If you immediately had your flight cancelled, she says to consider getting your money back and looking at alternative ways to get to your destination. Are other airlines or nearby airports an option? Can you rent a car and drive? Are other methods of transit such as busses or trains available?

Note that refunds for airfare will generally be made in the original method of payment. That includes being refunded in travel points if that’s how you booked.

Lodge an official complaint

Gabor Lukacs, an air travel rights advocate, urges Canadians to make a formal complaint f they believe they’ve been treated unfairly.

While airlines generally don’t have to compensate you for weather-related issues, there are circumstances where you could be compensated. He said airlines will sometimes blame delays on weather even though the departure and arrival locations aren’t affected by a given storm.

Then there’s the case of passengers in Vancouver who were stranded on a plane for a dozen hours after it left the gate, but stayed on the tarmac without being able to return to a gate to unload. Passengers waited onboard and were only given water, cookies and one snack as they waited.

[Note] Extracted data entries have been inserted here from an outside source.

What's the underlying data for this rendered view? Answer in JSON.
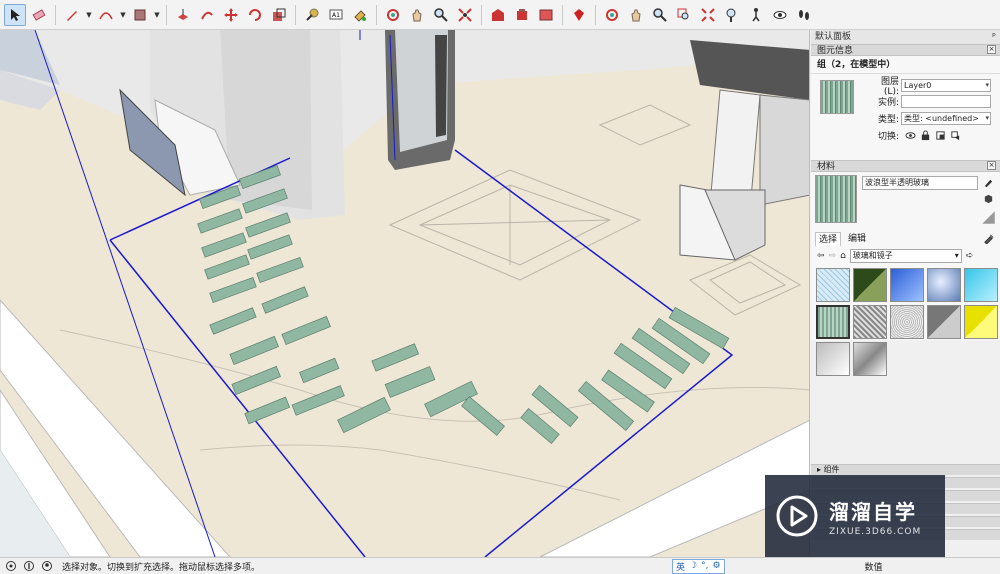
{
  "toolbar": {
    "icons": [
      "select-icon",
      "eraser-icon",
      "pencil-icon",
      "arc-icon",
      "shape-icon",
      "pushpull-icon",
      "followme-icon",
      "move-icon",
      "rotate-icon",
      "scale-icon",
      "tape-icon",
      "text-icon",
      "paint-icon",
      "orbit-icon",
      "pan-icon",
      "zoom-icon",
      "zoom-extents-icon",
      "warehouse-icon",
      "extension-icon",
      "share-icon",
      "ruby-icon",
      "orbit2-icon",
      "pan2-icon",
      "zoom2-icon",
      "zoomwindow-icon",
      "zoomextents2-icon",
      "position-camera-icon",
      "walk-icon",
      "lookaround-icon",
      "footprints-icon"
    ]
  },
  "tray": {
    "title": "默认面板",
    "pin": "ᵖ",
    "entity_info": {
      "header": "图元信息",
      "title": "组（2，在模型中）",
      "layer_label": "图层(L):",
      "layer_value": "Layer0",
      "instance_label": "实例:",
      "instance_value": "",
      "type_label": "类型:",
      "type_value": "类型: <undefined>",
      "toggle_label": "切换:"
    },
    "materials": {
      "header": "材料",
      "name_value": "波浪型半透明玻璃",
      "tab_select": "选择",
      "tab_edit": "编辑",
      "library": "玻璃和镜子"
    },
    "components_header": "组件"
  },
  "status": {
    "message": "选择对象。切换到扩充选择。拖动鼠标选择多项。",
    "ime_lang": "英",
    "measurements_label": "数值"
  },
  "watermark": {
    "main": "溜溜自学",
    "sub": "ZIXUE.3D66.COM"
  },
  "colors": {
    "selection_blue": "#1a1acc",
    "floor": "#efe7d6",
    "wall": "#e8e8e8",
    "glass": "#8fb7a2"
  }
}
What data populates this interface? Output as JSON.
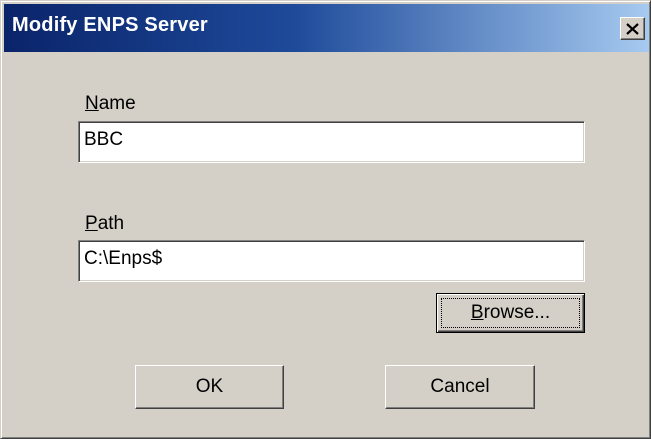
{
  "window": {
    "title": "Modify ENPS Server",
    "close_glyph": "✕"
  },
  "name_field": {
    "label_accel": "N",
    "label_rest": "ame",
    "value": "BBC"
  },
  "path_field": {
    "label_accel": "P",
    "label_rest": "ath",
    "value": "C:\\Enps$"
  },
  "buttons": {
    "browse_accel": "B",
    "browse_rest": "rowse...",
    "ok": "OK",
    "cancel": "Cancel"
  },
  "icons": {
    "close": "close-icon"
  },
  "colors": {
    "title_start": "#0a246a",
    "title_end": "#a6caf0",
    "face": "#d4d0c8"
  }
}
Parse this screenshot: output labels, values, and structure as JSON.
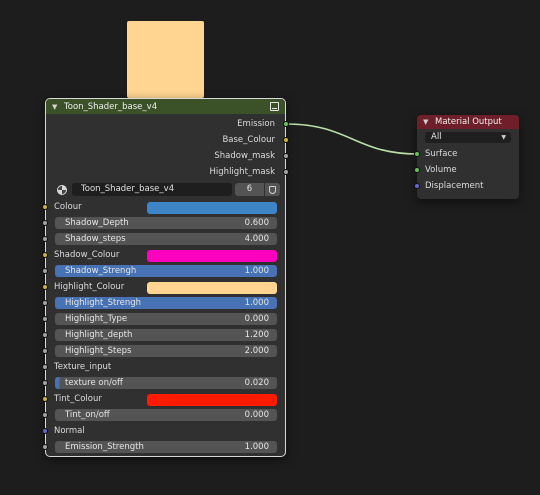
{
  "colors": {
    "preview": "#ffd591",
    "group_header": "#3b5228",
    "output_header": "#6e1f2a",
    "socket_color": "#c9b23f",
    "socket_float": "#a1a1a1",
    "socket_shader": "#5fc25a",
    "socket_vector": "#6363c7",
    "field_active": "#4772b3",
    "colour_swatch": "#3d85c6",
    "shadow_colour_swatch": "#ff00bf",
    "highlight_colour_swatch": "#ffd591",
    "tint_colour_swatch": "#ff1a00"
  },
  "group_node": {
    "title": "Toon_Shader_base_v4",
    "outputs": [
      "Emission",
      "Base_Colour",
      "Shadow_mask",
      "Highlight_mask"
    ],
    "datablock_name": "Toon_Shader_base_v4",
    "datablock_users": "6",
    "inputs": {
      "colour_label": "Colour",
      "shadow_depth_label": "Shadow_Depth",
      "shadow_depth_value": "0.600",
      "shadow_steps_label": "Shadow_steps",
      "shadow_steps_value": "4.000",
      "shadow_colour_label": "Shadow_Colour",
      "shadow_strength_label": "Shadow_Strengh",
      "shadow_strength_value": "1.000",
      "highlight_colour_label": "Highlight_Colour",
      "highlight_strength_label": "Highlight_Strengh",
      "highlight_strength_value": "1.000",
      "highlight_type_label": "Highlight_Type",
      "highlight_type_value": "0.000",
      "highlight_depth_label": "Highlight_depth",
      "highlight_depth_value": "1.200",
      "highlight_steps_label": "Highlight_Steps",
      "highlight_steps_value": "2.000",
      "texture_input_label": "Texture_input",
      "texture_onoff_label": "texture on/off",
      "texture_onoff_value": "0.020",
      "tint_colour_label": "Tint_Colour",
      "tint_onoff_label": "Tint_on/off",
      "tint_onoff_value": "0.000",
      "normal_label": "Normal",
      "emission_strength_label": "Emission_Strength",
      "emission_strength_value": "1.000"
    }
  },
  "output_node": {
    "title": "Material Output",
    "target": "All",
    "inputs": [
      "Surface",
      "Volume",
      "Displacement"
    ]
  }
}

Mr. Lukacs said there are regulations to prevent egregious situations like this, and travellers should get in contact with their airlines to seek compensation.

If you’re having trouble hearing back from your carrier, Mr. Lukacs said you can try to contact the airline’s legal team directly.

Travellers can also launch a dispute on portals that are available on the airline’s website or through the Canadian Transportation Agency. However, Mr. Lukacs warned the CTA is dealing with a massive backlog of tens of thousands of complaints and didn’t recommend dealing with that agency.

Your last option is to take an airline to small-claims court. While it may seem like a dire drastic option, he said people have won their cases against airlines in the past.